Diário de tempos terríveis

16/05/2020 00:02

Confesso. Faltam forças para uma crônica. Mas, para a história, reúno aqui uma espécie de notas para um diário desses tempos terríveis, tornados mais terríveis por quem deveria abrandar sofrimentos.

Dia 1. Dias difíceis ficam mais difíceis quando pessoas difíceis prometem falsas facilidades que dificilmente virão. O tombo do salto da ilusão é muito cruel frente à realidade. Aí está essa pessoa difícil, vendendo ilusões, querendo mandar, remandar, desmandar, abusar. Chefe autoritário. Jamais líder. Porque líder é quem diz à sua tropa que a batalha é mesmo penosa. Mas a anima nas trincheiras da luta, senta junto à beira do fogo, jamais vê vidas humanas como perdas inevitáveis. O líder lamenta cada vida perdida, conforta sobreviventes, afaga familiares. Sabe as prioridades. As prioridades do chefe são só se manter chefe. Mesquinho. Prioridade devia ser salvar vidas.

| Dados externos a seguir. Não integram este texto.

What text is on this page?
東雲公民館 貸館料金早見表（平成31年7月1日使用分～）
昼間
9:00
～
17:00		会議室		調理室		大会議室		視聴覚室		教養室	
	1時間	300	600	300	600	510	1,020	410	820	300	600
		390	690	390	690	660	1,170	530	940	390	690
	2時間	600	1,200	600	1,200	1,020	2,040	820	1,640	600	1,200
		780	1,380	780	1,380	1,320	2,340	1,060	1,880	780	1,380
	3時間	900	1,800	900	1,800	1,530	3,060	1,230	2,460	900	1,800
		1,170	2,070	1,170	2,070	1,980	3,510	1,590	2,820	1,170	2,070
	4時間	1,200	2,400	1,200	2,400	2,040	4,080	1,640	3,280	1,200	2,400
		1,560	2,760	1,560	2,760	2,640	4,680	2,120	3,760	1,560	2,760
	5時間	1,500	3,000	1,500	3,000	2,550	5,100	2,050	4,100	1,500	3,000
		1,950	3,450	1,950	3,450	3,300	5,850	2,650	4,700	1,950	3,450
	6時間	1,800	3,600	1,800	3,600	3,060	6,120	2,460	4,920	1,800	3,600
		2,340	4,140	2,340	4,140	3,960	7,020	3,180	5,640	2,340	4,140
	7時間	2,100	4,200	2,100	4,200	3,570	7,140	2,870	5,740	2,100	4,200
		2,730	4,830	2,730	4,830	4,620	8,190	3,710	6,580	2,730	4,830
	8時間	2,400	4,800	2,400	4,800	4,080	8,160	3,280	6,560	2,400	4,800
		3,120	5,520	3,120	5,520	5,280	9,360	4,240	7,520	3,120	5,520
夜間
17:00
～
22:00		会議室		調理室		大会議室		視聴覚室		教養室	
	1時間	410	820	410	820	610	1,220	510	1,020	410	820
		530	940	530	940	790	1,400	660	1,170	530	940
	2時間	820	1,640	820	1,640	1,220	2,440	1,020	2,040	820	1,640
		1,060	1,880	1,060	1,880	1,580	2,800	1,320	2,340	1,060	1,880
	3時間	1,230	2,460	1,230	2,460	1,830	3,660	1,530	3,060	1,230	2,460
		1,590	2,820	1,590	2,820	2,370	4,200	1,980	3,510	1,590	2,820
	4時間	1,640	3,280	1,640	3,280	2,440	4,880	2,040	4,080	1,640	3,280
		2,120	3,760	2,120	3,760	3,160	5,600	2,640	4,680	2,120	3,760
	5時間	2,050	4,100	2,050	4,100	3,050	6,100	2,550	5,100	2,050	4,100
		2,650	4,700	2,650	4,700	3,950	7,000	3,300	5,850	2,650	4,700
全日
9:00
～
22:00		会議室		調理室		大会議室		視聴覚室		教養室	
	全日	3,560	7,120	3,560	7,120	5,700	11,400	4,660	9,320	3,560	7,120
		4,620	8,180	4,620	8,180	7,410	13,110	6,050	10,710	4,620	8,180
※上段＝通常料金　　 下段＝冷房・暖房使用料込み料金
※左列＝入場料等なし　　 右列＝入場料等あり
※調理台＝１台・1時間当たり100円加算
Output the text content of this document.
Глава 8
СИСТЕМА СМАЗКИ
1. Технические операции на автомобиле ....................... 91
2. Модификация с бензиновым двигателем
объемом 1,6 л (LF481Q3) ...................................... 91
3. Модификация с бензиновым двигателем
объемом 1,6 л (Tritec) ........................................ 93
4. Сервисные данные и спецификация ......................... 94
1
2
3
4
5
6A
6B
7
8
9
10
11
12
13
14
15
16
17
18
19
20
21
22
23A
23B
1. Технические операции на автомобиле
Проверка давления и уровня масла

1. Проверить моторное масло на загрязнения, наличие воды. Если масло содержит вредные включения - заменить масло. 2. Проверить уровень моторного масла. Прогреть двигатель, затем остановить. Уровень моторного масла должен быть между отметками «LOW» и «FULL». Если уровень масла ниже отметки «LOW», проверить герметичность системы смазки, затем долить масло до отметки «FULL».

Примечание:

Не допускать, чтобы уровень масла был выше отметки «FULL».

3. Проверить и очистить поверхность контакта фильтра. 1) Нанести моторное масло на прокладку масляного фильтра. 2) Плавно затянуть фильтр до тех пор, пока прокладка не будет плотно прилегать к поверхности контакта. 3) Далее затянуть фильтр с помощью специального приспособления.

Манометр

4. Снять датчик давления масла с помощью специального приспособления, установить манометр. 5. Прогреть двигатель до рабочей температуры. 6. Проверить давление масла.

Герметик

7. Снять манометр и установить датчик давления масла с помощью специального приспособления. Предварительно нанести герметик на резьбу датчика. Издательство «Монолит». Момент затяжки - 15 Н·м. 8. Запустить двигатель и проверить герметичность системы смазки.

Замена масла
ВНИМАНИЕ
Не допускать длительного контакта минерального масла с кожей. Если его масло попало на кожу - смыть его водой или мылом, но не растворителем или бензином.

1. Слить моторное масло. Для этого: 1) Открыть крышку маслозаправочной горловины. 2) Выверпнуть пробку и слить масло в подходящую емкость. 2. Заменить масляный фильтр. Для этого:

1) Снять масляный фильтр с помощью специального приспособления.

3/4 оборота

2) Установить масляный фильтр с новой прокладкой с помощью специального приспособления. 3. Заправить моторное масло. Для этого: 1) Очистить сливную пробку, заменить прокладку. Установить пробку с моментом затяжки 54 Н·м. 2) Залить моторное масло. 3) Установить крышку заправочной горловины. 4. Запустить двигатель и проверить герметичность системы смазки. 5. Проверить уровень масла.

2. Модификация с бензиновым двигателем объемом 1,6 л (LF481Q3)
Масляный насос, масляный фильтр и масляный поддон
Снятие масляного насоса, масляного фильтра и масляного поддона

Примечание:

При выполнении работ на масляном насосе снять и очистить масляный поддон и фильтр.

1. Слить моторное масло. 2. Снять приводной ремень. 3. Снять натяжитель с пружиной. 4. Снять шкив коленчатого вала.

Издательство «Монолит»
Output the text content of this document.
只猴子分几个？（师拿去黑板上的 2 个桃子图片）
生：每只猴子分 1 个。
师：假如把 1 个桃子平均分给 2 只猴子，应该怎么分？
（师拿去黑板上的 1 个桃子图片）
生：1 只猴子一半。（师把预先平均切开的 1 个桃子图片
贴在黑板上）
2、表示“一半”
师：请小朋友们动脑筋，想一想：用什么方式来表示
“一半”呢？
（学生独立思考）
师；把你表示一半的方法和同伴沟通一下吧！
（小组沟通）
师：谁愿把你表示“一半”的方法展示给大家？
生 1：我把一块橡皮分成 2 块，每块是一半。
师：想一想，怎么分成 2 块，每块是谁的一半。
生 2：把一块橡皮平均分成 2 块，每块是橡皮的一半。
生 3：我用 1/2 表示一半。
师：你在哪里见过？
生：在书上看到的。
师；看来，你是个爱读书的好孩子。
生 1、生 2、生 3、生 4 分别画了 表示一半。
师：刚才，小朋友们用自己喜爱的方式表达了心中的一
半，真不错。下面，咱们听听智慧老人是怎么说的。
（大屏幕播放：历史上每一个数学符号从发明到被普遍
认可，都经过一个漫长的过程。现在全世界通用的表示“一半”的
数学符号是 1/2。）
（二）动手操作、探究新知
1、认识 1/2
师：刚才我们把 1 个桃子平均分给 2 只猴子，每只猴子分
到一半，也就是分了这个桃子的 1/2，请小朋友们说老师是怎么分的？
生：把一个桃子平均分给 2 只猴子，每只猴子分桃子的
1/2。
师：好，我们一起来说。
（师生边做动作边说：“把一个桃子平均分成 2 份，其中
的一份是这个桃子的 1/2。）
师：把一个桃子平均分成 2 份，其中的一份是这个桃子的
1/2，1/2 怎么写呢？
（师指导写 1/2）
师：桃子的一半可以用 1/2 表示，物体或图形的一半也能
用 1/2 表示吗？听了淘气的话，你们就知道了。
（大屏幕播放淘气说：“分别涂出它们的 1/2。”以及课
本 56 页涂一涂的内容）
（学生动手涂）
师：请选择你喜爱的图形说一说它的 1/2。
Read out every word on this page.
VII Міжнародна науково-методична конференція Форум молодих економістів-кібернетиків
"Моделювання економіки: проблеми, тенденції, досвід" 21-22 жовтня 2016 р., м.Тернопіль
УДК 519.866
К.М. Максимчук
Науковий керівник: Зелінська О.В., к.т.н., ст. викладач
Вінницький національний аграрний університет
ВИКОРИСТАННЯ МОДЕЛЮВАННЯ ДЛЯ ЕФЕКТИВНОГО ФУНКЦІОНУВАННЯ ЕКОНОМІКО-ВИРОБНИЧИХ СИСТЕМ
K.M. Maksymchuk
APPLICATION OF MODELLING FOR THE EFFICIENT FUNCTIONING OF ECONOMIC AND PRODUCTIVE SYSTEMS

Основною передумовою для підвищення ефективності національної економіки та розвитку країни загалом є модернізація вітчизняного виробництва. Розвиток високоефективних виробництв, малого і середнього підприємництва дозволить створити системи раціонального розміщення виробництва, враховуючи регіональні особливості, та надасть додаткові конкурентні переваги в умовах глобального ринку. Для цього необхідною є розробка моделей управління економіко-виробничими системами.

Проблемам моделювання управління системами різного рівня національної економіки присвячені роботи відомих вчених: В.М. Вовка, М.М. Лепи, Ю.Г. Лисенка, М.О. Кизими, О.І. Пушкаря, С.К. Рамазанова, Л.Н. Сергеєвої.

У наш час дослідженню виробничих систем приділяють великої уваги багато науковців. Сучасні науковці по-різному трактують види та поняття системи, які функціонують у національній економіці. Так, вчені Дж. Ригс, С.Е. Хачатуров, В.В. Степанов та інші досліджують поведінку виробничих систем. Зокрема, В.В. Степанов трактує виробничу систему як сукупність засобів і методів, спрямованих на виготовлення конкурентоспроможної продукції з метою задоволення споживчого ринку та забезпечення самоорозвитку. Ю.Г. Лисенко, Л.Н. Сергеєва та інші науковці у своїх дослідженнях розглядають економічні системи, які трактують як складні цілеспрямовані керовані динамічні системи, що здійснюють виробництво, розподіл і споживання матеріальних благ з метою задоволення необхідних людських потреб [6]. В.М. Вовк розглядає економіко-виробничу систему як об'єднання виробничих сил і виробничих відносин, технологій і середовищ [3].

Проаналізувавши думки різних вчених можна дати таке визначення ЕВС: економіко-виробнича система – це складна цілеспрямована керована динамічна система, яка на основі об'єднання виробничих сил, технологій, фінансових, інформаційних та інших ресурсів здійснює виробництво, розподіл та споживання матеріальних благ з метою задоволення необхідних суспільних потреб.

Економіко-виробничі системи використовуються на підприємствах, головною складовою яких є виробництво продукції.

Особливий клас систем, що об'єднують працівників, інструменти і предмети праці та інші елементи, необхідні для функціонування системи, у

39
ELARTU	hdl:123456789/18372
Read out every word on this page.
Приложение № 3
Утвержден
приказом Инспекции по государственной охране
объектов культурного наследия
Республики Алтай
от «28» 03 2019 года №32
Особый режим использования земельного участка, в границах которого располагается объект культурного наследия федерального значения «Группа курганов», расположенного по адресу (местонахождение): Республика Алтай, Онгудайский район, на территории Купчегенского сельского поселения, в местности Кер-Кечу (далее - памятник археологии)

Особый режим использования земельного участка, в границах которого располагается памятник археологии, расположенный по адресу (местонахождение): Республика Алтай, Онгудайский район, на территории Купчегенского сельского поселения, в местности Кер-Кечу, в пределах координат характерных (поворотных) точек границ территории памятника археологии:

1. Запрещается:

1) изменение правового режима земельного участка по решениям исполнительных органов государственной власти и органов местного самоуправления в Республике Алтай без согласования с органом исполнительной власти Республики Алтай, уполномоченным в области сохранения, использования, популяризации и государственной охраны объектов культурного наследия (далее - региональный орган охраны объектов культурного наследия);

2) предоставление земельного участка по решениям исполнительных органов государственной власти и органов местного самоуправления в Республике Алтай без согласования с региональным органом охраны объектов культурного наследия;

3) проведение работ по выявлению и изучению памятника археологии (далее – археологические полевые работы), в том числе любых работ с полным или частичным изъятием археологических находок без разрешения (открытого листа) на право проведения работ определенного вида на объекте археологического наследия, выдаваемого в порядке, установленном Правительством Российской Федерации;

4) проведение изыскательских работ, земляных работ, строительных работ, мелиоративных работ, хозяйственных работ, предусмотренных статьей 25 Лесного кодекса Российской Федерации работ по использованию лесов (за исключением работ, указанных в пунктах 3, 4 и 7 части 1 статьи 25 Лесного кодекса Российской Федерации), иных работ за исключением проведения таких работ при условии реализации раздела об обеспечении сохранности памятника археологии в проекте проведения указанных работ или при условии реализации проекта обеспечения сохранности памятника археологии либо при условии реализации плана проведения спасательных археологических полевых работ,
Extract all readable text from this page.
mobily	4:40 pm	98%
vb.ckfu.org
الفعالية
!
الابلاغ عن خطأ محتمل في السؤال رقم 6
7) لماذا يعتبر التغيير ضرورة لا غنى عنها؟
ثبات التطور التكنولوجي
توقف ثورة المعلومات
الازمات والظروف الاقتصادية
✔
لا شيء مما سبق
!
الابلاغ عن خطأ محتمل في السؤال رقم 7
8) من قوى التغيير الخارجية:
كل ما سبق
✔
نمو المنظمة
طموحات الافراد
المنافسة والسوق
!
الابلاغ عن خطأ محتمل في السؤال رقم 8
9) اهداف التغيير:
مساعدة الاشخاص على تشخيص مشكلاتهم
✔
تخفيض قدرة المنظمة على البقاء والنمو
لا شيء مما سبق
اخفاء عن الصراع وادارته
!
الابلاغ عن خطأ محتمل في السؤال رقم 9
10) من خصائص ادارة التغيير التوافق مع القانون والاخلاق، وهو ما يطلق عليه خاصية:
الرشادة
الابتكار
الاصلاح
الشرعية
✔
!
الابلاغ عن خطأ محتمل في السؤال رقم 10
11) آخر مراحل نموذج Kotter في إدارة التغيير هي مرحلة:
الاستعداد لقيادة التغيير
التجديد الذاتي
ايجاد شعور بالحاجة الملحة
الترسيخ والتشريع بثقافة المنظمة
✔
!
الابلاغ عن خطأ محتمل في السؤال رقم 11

Dia 2. Tempos de celebração da burrice, louvação da ignorância, elogio do despreparo, glorificação da grosseria, destruição da história, desprezo pela ciência, atentado contra a ecologia, cuspe na cara das minorias. Ele espertamente botou na mesma frase de um lema as palavras Deus e Brasil. Bastou para ser passivamente aceito por hipnotizados. Que dizem que nunca um presidente foi tão combatido e fiscalizado. Inverdade, claro. Mas nunca um presidente precisou de ser tão explicado, defendido e “traduzido” a cada gesto ou palavra. Porque quase tudo que faz é agressivo, ofensivo, duvidoso.

Dia 3. Brasil nau sem rumo. Apertem os cintos, a presidência sumiu. Aposta na confusão como método de se manter à tona do naufrágio que seu governo vai se tornando, em meio à grave pandemia, que aprofunda a crise econômica. Quer sempre um inimigo, alguém para ofender, alguém para entrar no ringue. Não sabe cooperar, agregar, liderar, dividir, compartilhar.

Dia 4. Fritou Mandetta, porque o ex-ministro dizia que seguiria a ciência no combate à pandemia (não aderindo incondicionalmente aos discursos pró-cloroquina e anti-isolamento social). Mas, acima de tudo, Mandetta foi demitido porque seu bom trabalho causou ciúmes presidenciais. Então, no lugar do popular ex-ministro, um médico sem carisma que, tão logo tomou pé da situação gravíssima da pandemia, se recusou também a endossar os discursos presidenciais. Agora Teich é fritado pelo Presidente que ficou sabendo por repórteres da inclusão de novas atividades no rol de essenciais. As mesmas redes bolsonaristas que tacharam Mandetta de traidor, apedrejam Teich.

Dia 5. No meio do caminho, o Moro. De herói contra a corrupção – que Bolsonaro dizia querer combater – virou também ” traidor comunista”, porque não se curvou às vontades presidenciais de querer usar a PF para proteger os filhos. Mas, para os seus, Bolsonaro, mesmo se curvando ao Centrão, é “Mito”, infalível papa de um estranha igreja. Até se arrotar, será aplaudido.

Dia 6. Seria desanimador, se já não fosse desesperador… Teich fora. Em plena pandemia que se agrava, Bolsonaro apostando no caos. Contrariando a ciência. Não quer um Ministro da Saúde. Quer um capacho. (Será que Teich também é um “traidor comunista”?). Aos apoiadores, cabe refletir. Quando aquilo que se apoia começa a virar evidente insanidade, quando vidas se perdem, talvez não te queiram mais como apoiador, e sim como cúmplice. Imploro às mentes ainda com um cado de lucidez: parem de defender o indefensável. Que mortes não venham a pesar na sua consciência.